After the radial head is “reduced” the child will typically resume using the arm. Casting, splinting or other immobilization is not typically needed after a single nursemaid’s elbow. A small percentage of children can have recurrent episodes of nursemaid’s elbow and may require a brief period of immobilization in a splint or cast.  Children typically resume all activities without difficulty and long-term elbow problems are very uncommon after nursemaid’s elbow.


The best way to avoid a nursemaid’s elbow is to avoid pulling a child’s arm. Instead of lifting or swinging a child by grabbing their hands, place your hands under their armpits.

Q. How does a “pulled elbow” or nursemaid’s elbow occur? 

A nursemaid’s elbow or “pulled elbow” occurs when the elbow is forcefully pulled. This can cause a ligament in the elbow to pop out of place. A ligament is similar to an elastic band that holds bones together. In children, these bands are fairly loose and can easily glide off the bone.

Q. How do I know my child has a nursemaid’s elbow? 

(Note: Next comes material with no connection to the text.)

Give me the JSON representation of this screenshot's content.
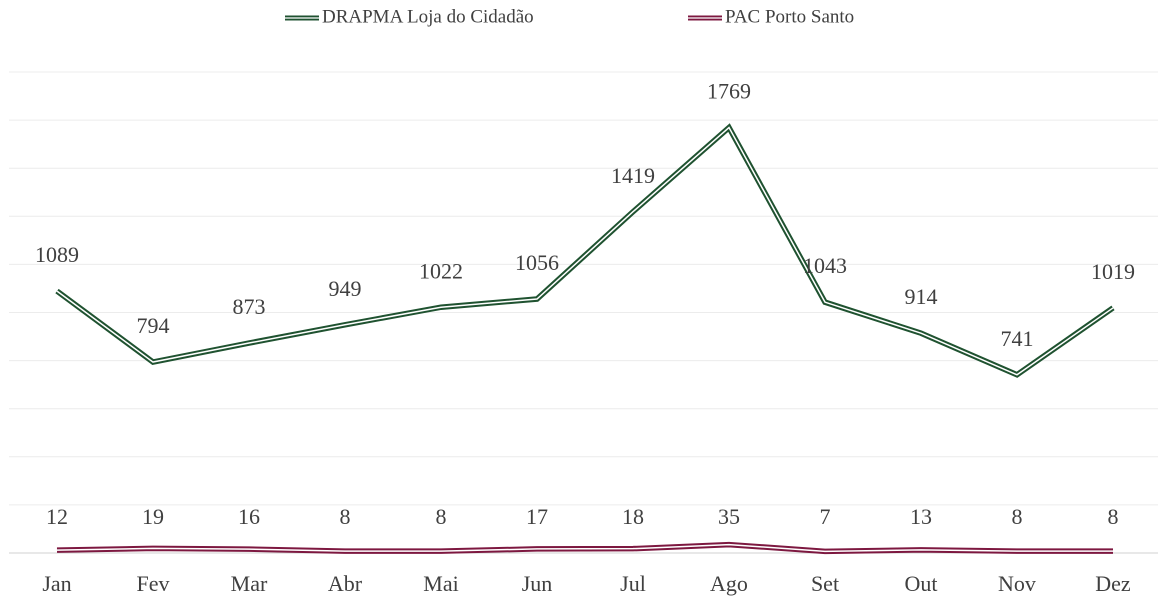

He or she may have pain initially. This pain usually improves but the child will often resist movement of the elbow. They will often keep the elbow slightly bent and close to the body.

Q. Does my child need x-rays? 

Not necessarily. X-rays aren’t always needed but your doctor may obtain them to make sure there is no broken bone.

Q. How is it treated? 

Your doctor will gently manipulate the elbow which allows the ligament to move out of the joint and back over the bone. This is called “reducing” the joint and takes only a second or two. Your child will usually start using the arm normally again within a few moments. An X-ray is usually not needed afterwards, unless gentle manipulation fails to fix the problem.

Q. Will my child have long term problems? 

These injuries usually occur in children between the ages of 6 months of 5 years of age. The injury can occur again with forcefully pulling. As your child grows older, the ligaments strengthen, and they will no longer be at risk.